Omer Aziz, a former foreign policy advisor for Trudeau’s administration in Canada, wrote in The Globe and Mail that Ottawa’s foreign policy initiatives have never understood South Asia or India, but were instead aimed at winning over the sizable ethnic Sikh vote at home.
“Under Trudeau, the foreign policy choices have been subordinated to domestic diaspora politics, given the importance of the Sikh diaspora in Canada, which have been important liberal voters. Trudeau, who has a minority in [Canadian] parliament, is only in power because of the [New Democratic Party] led by Jagmeet Singh,” Dehejia told The Hill.

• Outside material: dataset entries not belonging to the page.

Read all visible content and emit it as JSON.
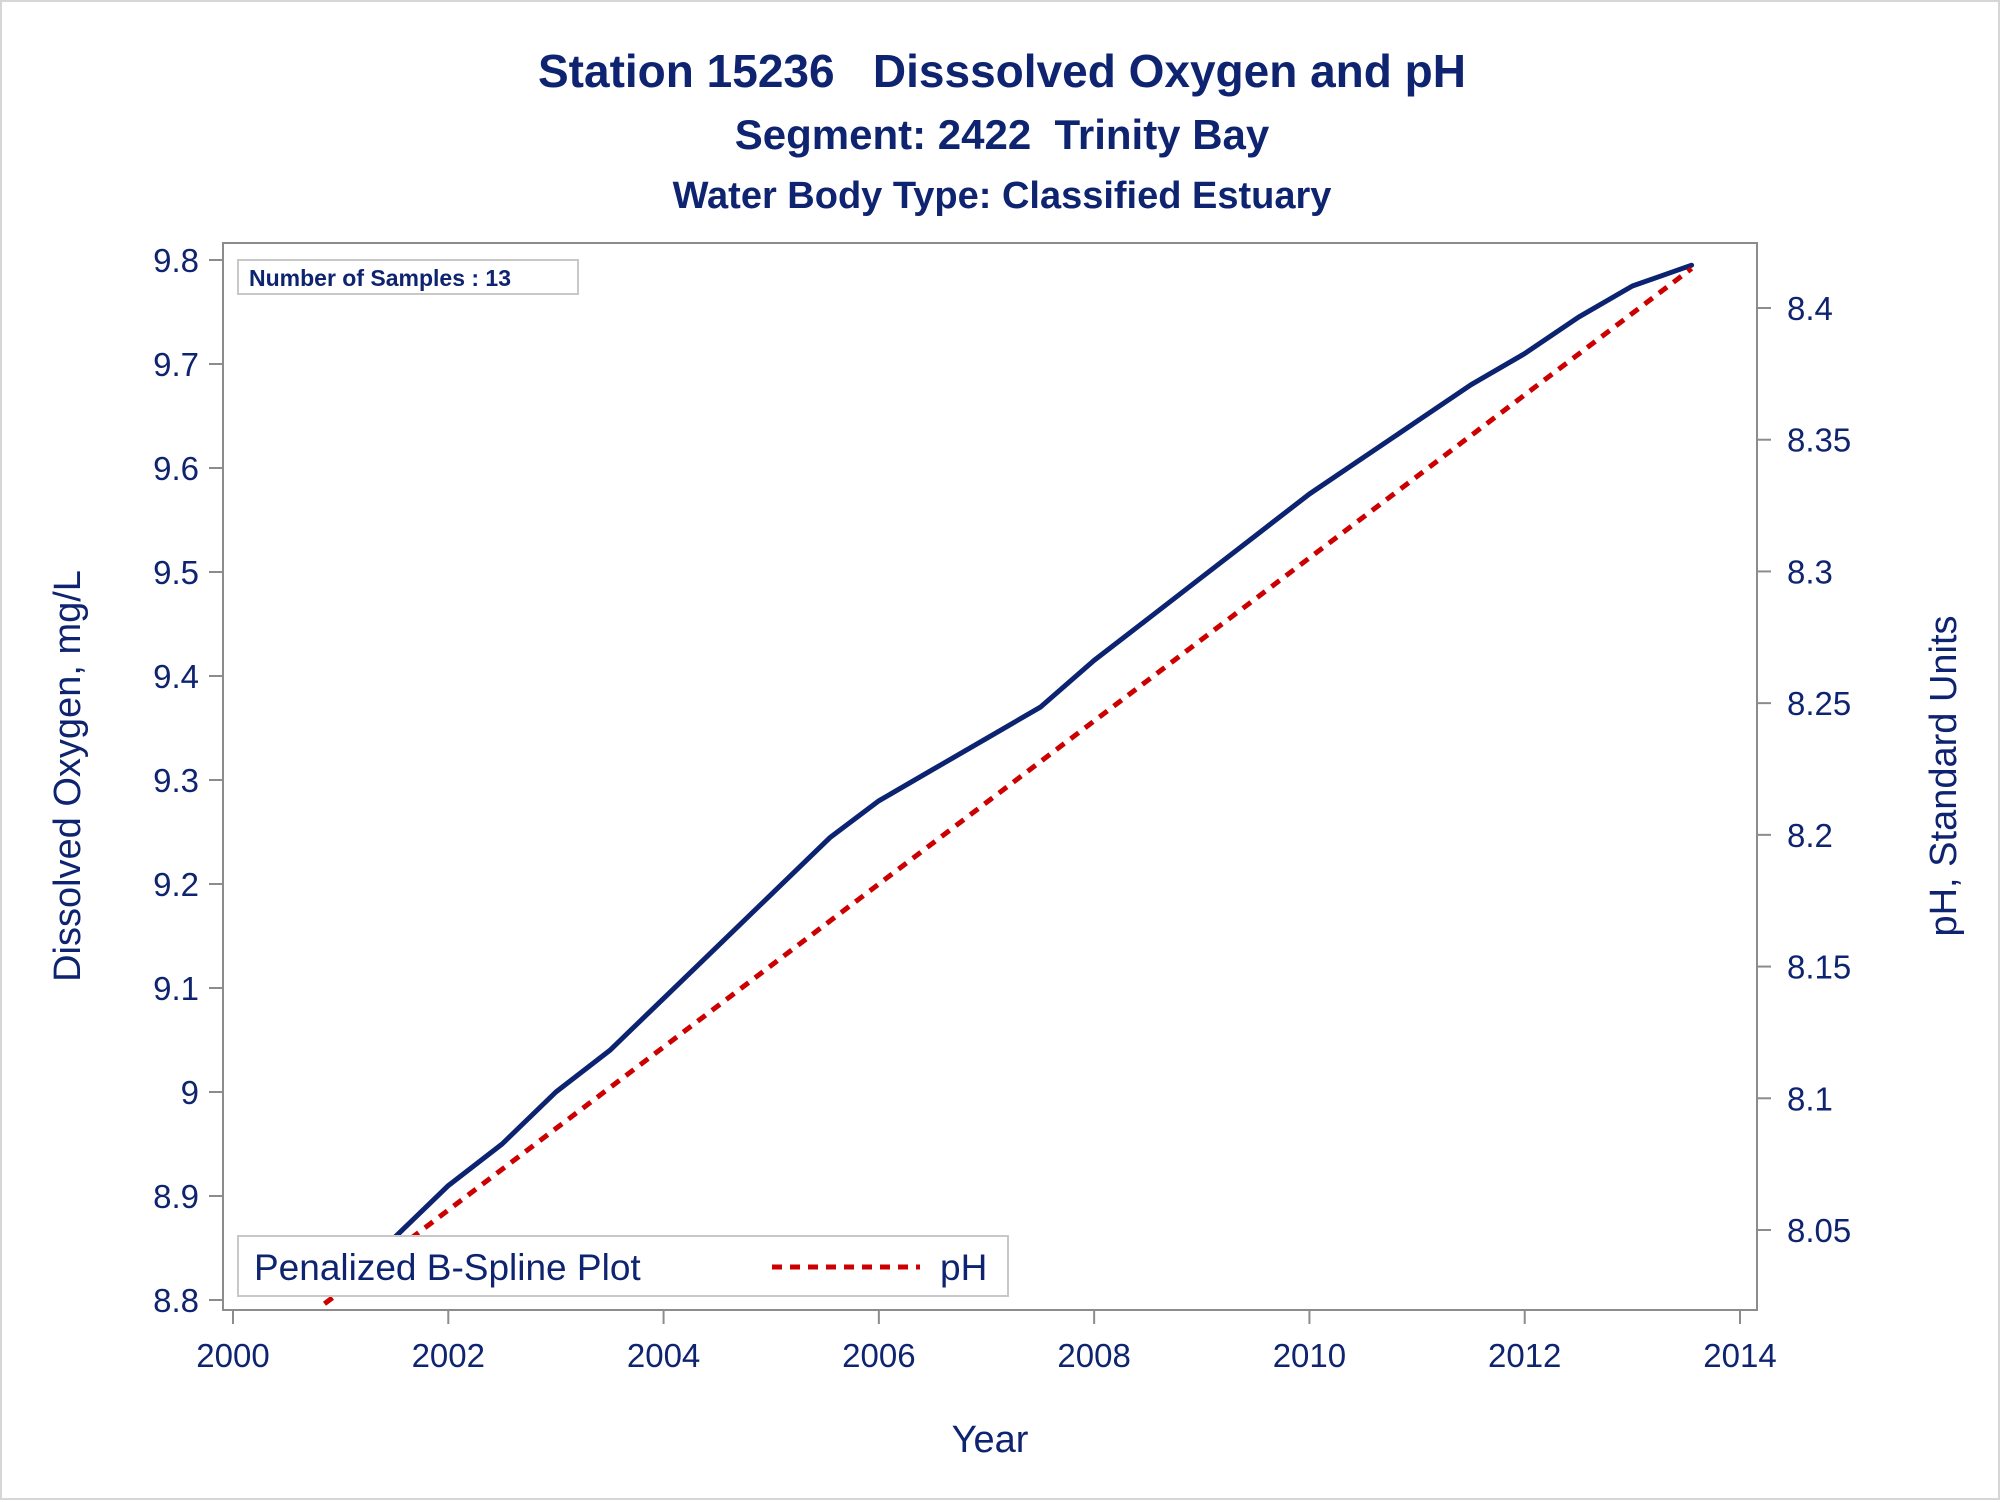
{
  "colors": {
    "text": "#0f2470",
    "axis": "#8c8c8c",
    "dissolved_oxygen": "#0b2370",
    "ph": "#cc0000",
    "background": "#ffffff"
  },
  "chart_data": {
    "type": "line",
    "title": "Station 15236   Disssolved Oxygen and pH",
    "subtitles": [
      "Segment: 2422  Trinity Bay",
      "Water Body Type: Classified Estuary"
    ],
    "xlabel": "Year",
    "ylabel_left": "Dissolved Oxygen, mg/L",
    "ylabel_right": "pH, Standard Units",
    "xlim": [
      2000,
      2014
    ],
    "ylim_left": [
      8.79,
      9.81
    ],
    "ylim_right": [
      8.02,
      8.425
    ],
    "x_ticks": [
      "2000",
      "2002",
      "2004",
      "2006",
      "2008",
      "2010",
      "2012",
      "2014"
    ],
    "y_left_ticks": [
      "8.8",
      "8.9",
      "9",
      "9.1",
      "9.2",
      "9.3",
      "9.4",
      "9.5",
      "9.6",
      "9.7",
      "9.8"
    ],
    "y_right_ticks": [
      "8.05",
      "8.1",
      "8.15",
      "8.2",
      "8.25",
      "8.3",
      "8.35",
      "8.4"
    ],
    "grid": false,
    "annotation": "Number of Samples : 13",
    "legend": {
      "position": "bottom-left",
      "title": "Penalized B-Spline Plot",
      "entries": [
        "pH"
      ]
    },
    "series": [
      {
        "axis": "left",
        "style": "solid",
        "x": [
          2000.85,
          2001.5,
          2002.0,
          2002.5,
          2003.0,
          2003.5,
          2004.0,
          2004.5,
          2005.0,
          2005.3,
          2005.55,
          2006.0,
          2006.5,
          2007.0,
          2007.5,
          2008.0,
          2008.5,
          2009.0,
          2009.5,
          2010.0,
          2010.5,
          2011.0,
          2011.5,
          2012.0,
          2012.5,
          2013.0,
          2013.55
        ],
        "values": [
          8.82,
          8.86,
          8.91,
          8.95,
          9.0,
          9.04,
          9.09,
          9.14,
          9.19,
          9.22,
          9.245,
          9.28,
          9.31,
          9.34,
          9.37,
          9.415,
          9.455,
          9.495,
          9.535,
          9.575,
          9.61,
          9.645,
          9.68,
          9.71,
          9.745,
          9.775,
          9.795
        ]
      },
      {
        "name": "pH",
        "axis": "right",
        "style": "dashed",
        "x": [
          2000.85,
          2013.55
        ],
        "values": [
          8.022,
          8.415
        ]
      }
    ]
  }
}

Singh is the first Sikh to lead a major federal party in Canada, and helped Trudeau form a minority government last year after the Liberals failed to win a majority in parliament.
In New Delhi, the Canadian allegations have united a fractious political landscape.
“The Indian response has been ferocious, and it’s been uniform,” said Dhume, adding that it has dredged up memories of the assassination of former Prime Minister Indira Gandhi in 1984 and Air India bombing the next year, both of which were linked to Sikh separatists.
Even Modi’s main opposition, the Indian National Congress has backed his government’s stance on Trudeau and Canada in a rare show of unity.
Pressure is now on Trudeau to reveal how Canada obtained the intelligence that led it to so publicly suggest the Indian government was behind the killing.
The prime minister doubled down on his claims Thursday, again saying Canada had “credible reasons to believe that agents of the government of India were involved in the killing of a Canadian on Canadian soil.”
Reuters reported that an unnamed senior Canadian government source said Ottawa worked “very closely” with the United States on the intelligence assessment.
The White House did not respond to The Hill’s request for comment.
“Canada may not be in a position to reveal” where it got the information, Dhume said, but the Indian view is that “if you’re not in a position to corroborate … then don’t make the allegation in public.”
Yet ultimately it may depend on the U.S. to settle the growing feud, which has resulted in India halting new visas for Canadians and expelling a Canadian diplomat.
“Only the U.S. has the ability to solve this as only they have both trust and influence in both Ottawa and New Delhi,” Dhume added.